The Faber Book Club
Our online book club is run by Faber Members, but open to all. Each month Faber staff from across the company select key works from current releases to classic texts. We release a monthly set of suggested questions around titles selected, as well as holding events three times a year for further discussion.
Snow by John Banville
Questions by Angus Cargill, Publishing Director
‘Superb.’ The Times
‘Outstanding.’ Irish Independent
‘Exquisite.’ Daily Mail
A CrimeReads Most Anticipated Book of 2020
‘The body is in the library,’ Colonel Osborne said. ‘Come this way.’

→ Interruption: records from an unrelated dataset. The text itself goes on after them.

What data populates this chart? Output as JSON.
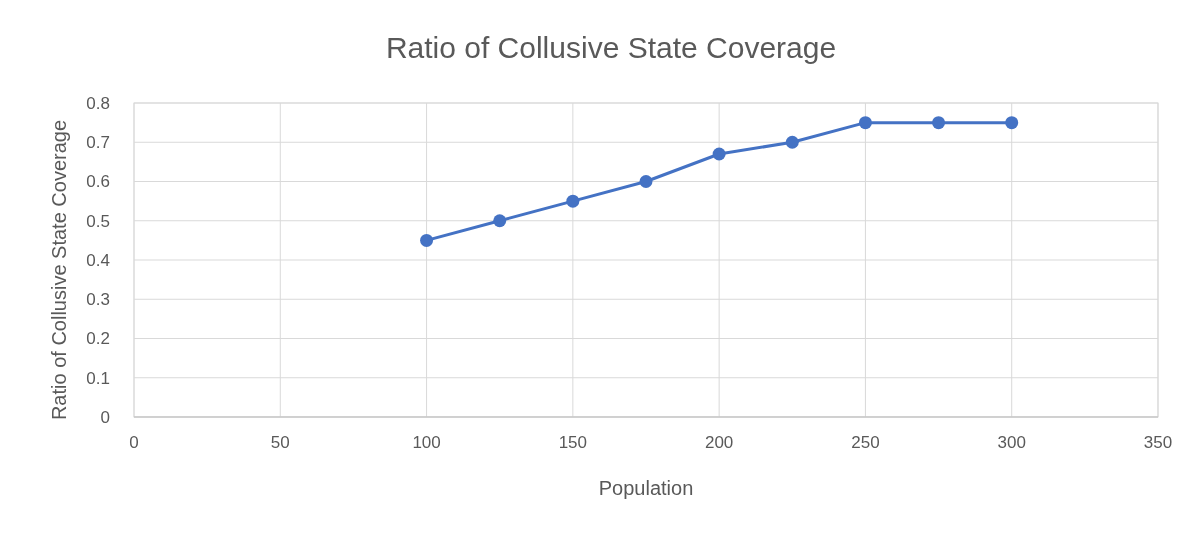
{
  "chart_data": {
    "type": "line",
    "title": "Ratio of Collusive State Coverage",
    "xlabel": "Population",
    "ylabel": "Ratio of Collusive State Coverage",
    "x": [
      100,
      125,
      150,
      175,
      200,
      225,
      250,
      275,
      300
    ],
    "series": [
      {
        "color": "#4472c4",
        "values": [
          0.45,
          0.5,
          0.55,
          0.6,
          0.67,
          0.7,
          0.75,
          0.75,
          0.75
        ]
      }
    ],
    "xlim": [
      0,
      350
    ],
    "xticks": [
      0,
      50,
      100,
      150,
      200,
      250,
      300,
      350
    ],
    "ylim": [
      0,
      0.8
    ],
    "yticks": [
      0,
      0.1,
      0.2,
      0.3,
      0.4,
      0.5,
      0.6,
      0.7,
      0.8
    ],
    "grid": true,
    "marker": "circle",
    "line_style": "solid"
  }
}
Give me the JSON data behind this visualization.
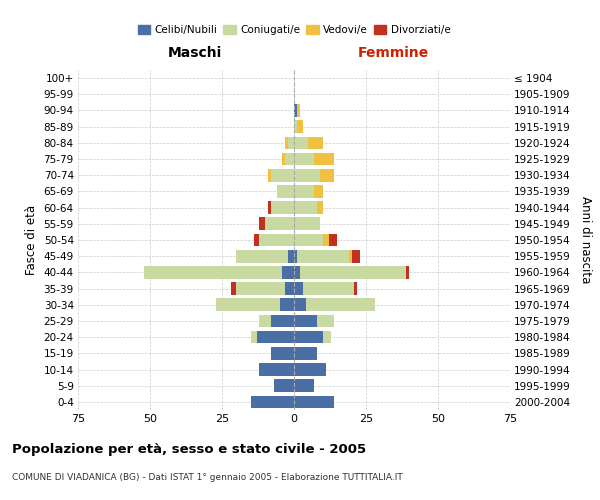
{
  "age_groups_bottom_to_top": [
    "0-4",
    "5-9",
    "10-14",
    "15-19",
    "20-24",
    "25-29",
    "30-34",
    "35-39",
    "40-44",
    "45-49",
    "50-54",
    "55-59",
    "60-64",
    "65-69",
    "70-74",
    "75-79",
    "80-84",
    "85-89",
    "90-94",
    "95-99",
    "100+"
  ],
  "birth_years_bottom_to_top": [
    "2000-2004",
    "1995-1999",
    "1990-1994",
    "1985-1989",
    "1980-1984",
    "1975-1979",
    "1970-1974",
    "1965-1969",
    "1960-1964",
    "1955-1959",
    "1950-1954",
    "1945-1949",
    "1940-1944",
    "1935-1939",
    "1930-1934",
    "1925-1929",
    "1920-1924",
    "1915-1919",
    "1910-1914",
    "1905-1909",
    "≤ 1904"
  ],
  "colors": {
    "celibi": "#4a6fa5",
    "coniugati": "#c8d9a2",
    "vedovi": "#f0c040",
    "divorziati": "#c0311f"
  },
  "maschi": {
    "celibi": [
      15,
      7,
      12,
      8,
      13,
      8,
      5,
      3,
      4,
      2,
      0,
      0,
      0,
      0,
      0,
      0,
      0,
      0,
      0,
      0,
      0
    ],
    "coniugati": [
      0,
      0,
      0,
      0,
      2,
      4,
      22,
      17,
      48,
      18,
      12,
      10,
      8,
      6,
      8,
      3,
      2,
      0,
      0,
      0,
      0
    ],
    "vedovi": [
      0,
      0,
      0,
      0,
      0,
      0,
      0,
      0,
      0,
      0,
      0,
      0,
      0,
      0,
      1,
      1,
      1,
      0,
      0,
      0,
      0
    ],
    "divorziati": [
      0,
      0,
      0,
      0,
      0,
      0,
      0,
      2,
      0,
      0,
      2,
      2,
      1,
      0,
      0,
      0,
      0,
      0,
      0,
      0,
      0
    ]
  },
  "femmine": {
    "nubili": [
      14,
      7,
      11,
      8,
      10,
      8,
      4,
      3,
      2,
      1,
      0,
      0,
      0,
      0,
      0,
      0,
      0,
      0,
      1,
      0,
      0
    ],
    "coniugate": [
      0,
      0,
      0,
      0,
      3,
      6,
      24,
      18,
      37,
      18,
      10,
      9,
      8,
      7,
      9,
      7,
      5,
      1,
      0,
      0,
      0
    ],
    "vedove": [
      0,
      0,
      0,
      0,
      0,
      0,
      0,
      0,
      0,
      1,
      2,
      0,
      2,
      3,
      5,
      7,
      5,
      2,
      1,
      0,
      0
    ],
    "divorziate": [
      0,
      0,
      0,
      0,
      0,
      0,
      0,
      1,
      1,
      3,
      3,
      0,
      0,
      0,
      0,
      0,
      0,
      0,
      0,
      0,
      0
    ]
  },
  "xlim": 75,
  "title": "Popolazione per età, sesso e stato civile - 2005",
  "subtitle": "COMUNE DI VIADANICA (BG) - Dati ISTAT 1° gennaio 2005 - Elaborazione TUTTITALIA.IT",
  "xlabel_left": "Maschi",
  "xlabel_right": "Femmine",
  "ylabel_left": "Fasce di età",
  "ylabel_right": "Anni di nascita",
  "legend_labels": [
    "Celibi/Nubili",
    "Coniugati/e",
    "Vedovi/e",
    "Divorziati/e"
  ]
}
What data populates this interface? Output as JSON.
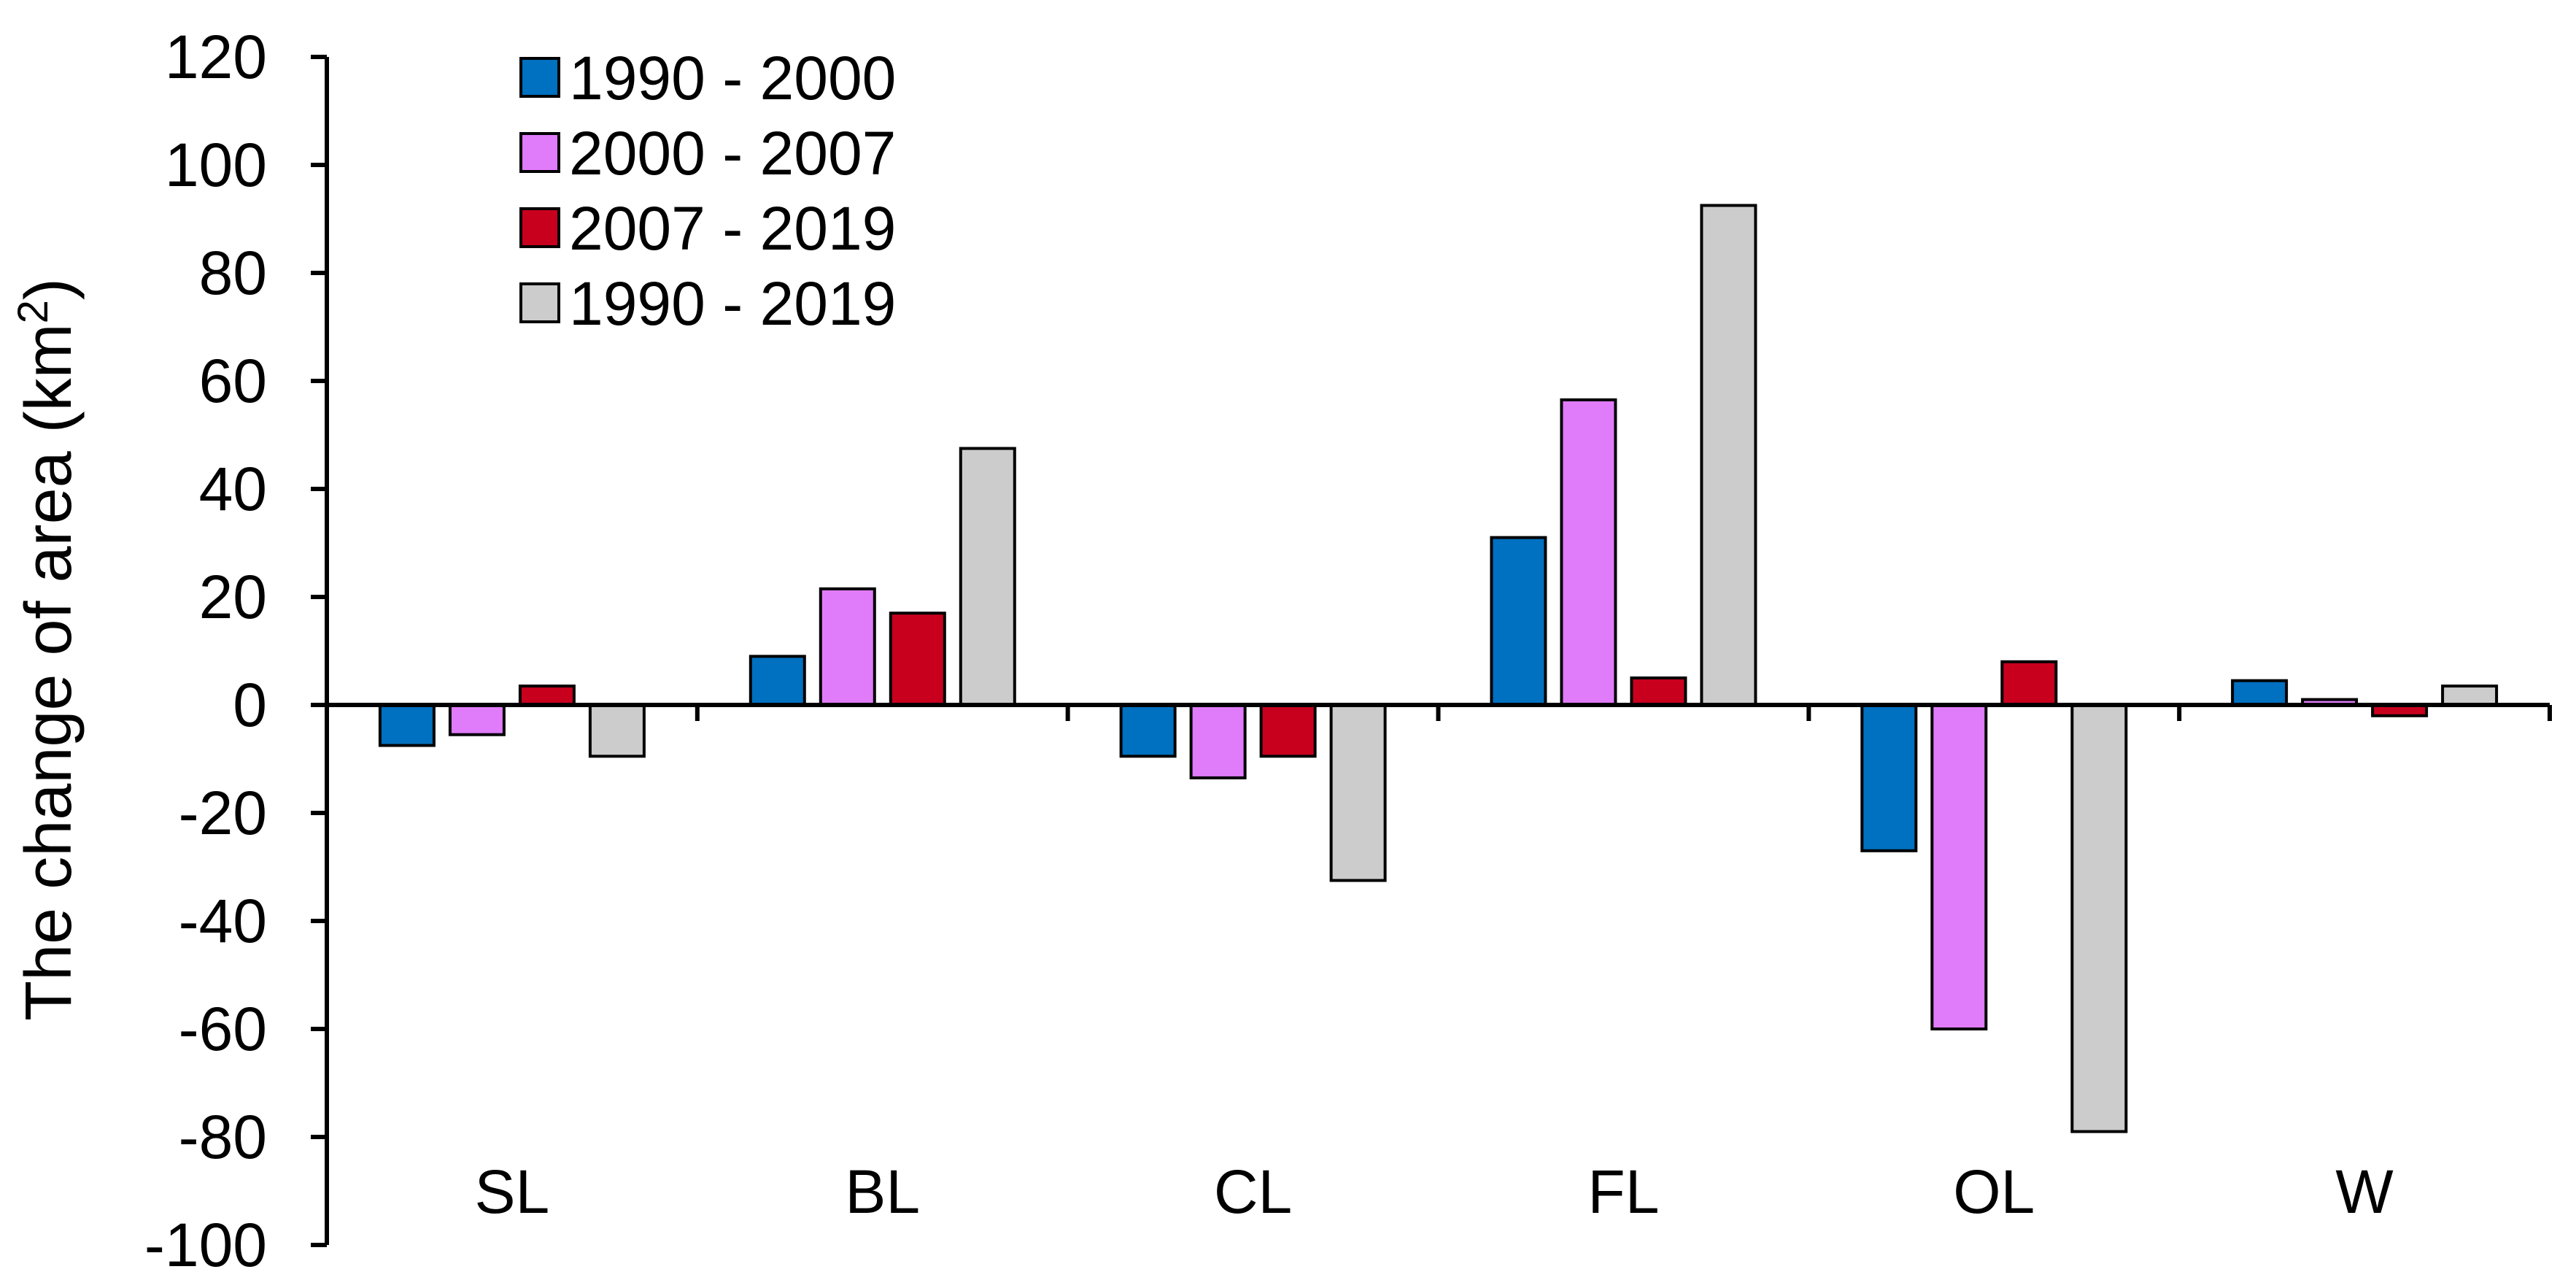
{
  "chart_data": {
    "type": "bar",
    "title": "",
    "xlabel": "",
    "ylabel": "The change of area (km²)",
    "ylabel_parts": {
      "text": "The change of area (km",
      "sup": "2",
      "close": ")"
    },
    "ylim": [
      -100,
      120
    ],
    "ytick_step": 20,
    "yticks": [
      120,
      100,
      80,
      60,
      40,
      20,
      0,
      -20,
      -40,
      -60,
      -80,
      -100
    ],
    "grid": false,
    "legend_position": "top-left",
    "categories": [
      "SL",
      "BL",
      "CL",
      "FL",
      "OL",
      "W"
    ],
    "series": [
      {
        "name": "1990 - 2000",
        "color": "#0070C0",
        "values": [
          -7.5,
          9,
          -9.5,
          31,
          -27,
          4.5
        ]
      },
      {
        "name": "2000 - 2007",
        "color": "#E07BFA",
        "values": [
          -5.5,
          21.5,
          -13.5,
          56.5,
          -60,
          1
        ]
      },
      {
        "name": "2007 - 2019",
        "color": "#C8001E",
        "values": [
          3.5,
          17,
          -9.5,
          5,
          8,
          -2
        ]
      },
      {
        "name": "1990 - 2019",
        "color": "#CCCCCC",
        "values": [
          -9.5,
          47.5,
          -32.5,
          92.5,
          -79,
          3.5
        ]
      }
    ]
  }
}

Following the discovery of the corpse of a highly respected parish priest at Ballyglass House – the Co. Wexford family seat of the aristocratic, secretive Osborne family – Detective Inspector St John Strafford is called in from Dublin to investigate.
Strafford faces obstruction from all angles, but carries on determinedly in his pursuit of the murderer. However, as the snow continues to fall over this ever-expanding mystery, the people of Ballyglass are equally determined to keep their secrets.
Suggested Questions on Snow:
- After a short prologue, how does John Banville use the opening couple of lines on p.3 to set up the book?
- Genre writing, crime fiction, in this instance, often uses scaffolding or framework to shape the narrative, to impose boundaries if you like, what techniques could you see doing that sort of work here? And what do they add to your reading experience?
- The novel is set in the 1950s. How does the story explore and dramatise the social and class divisions in Ireland at that time?
- To what extent do you think the novel’s exploration of the role of the church in Ireland is still relevant to today?
- This is the first (but not the last!) novel of John Banville’s to feature Detective Inspector St John Strafford, how does he conform or subvert to traditional detective tropes, and what details did you notice about him and his past?
- What did you make of the novel’s coda, set a decade later, and back in Dublin?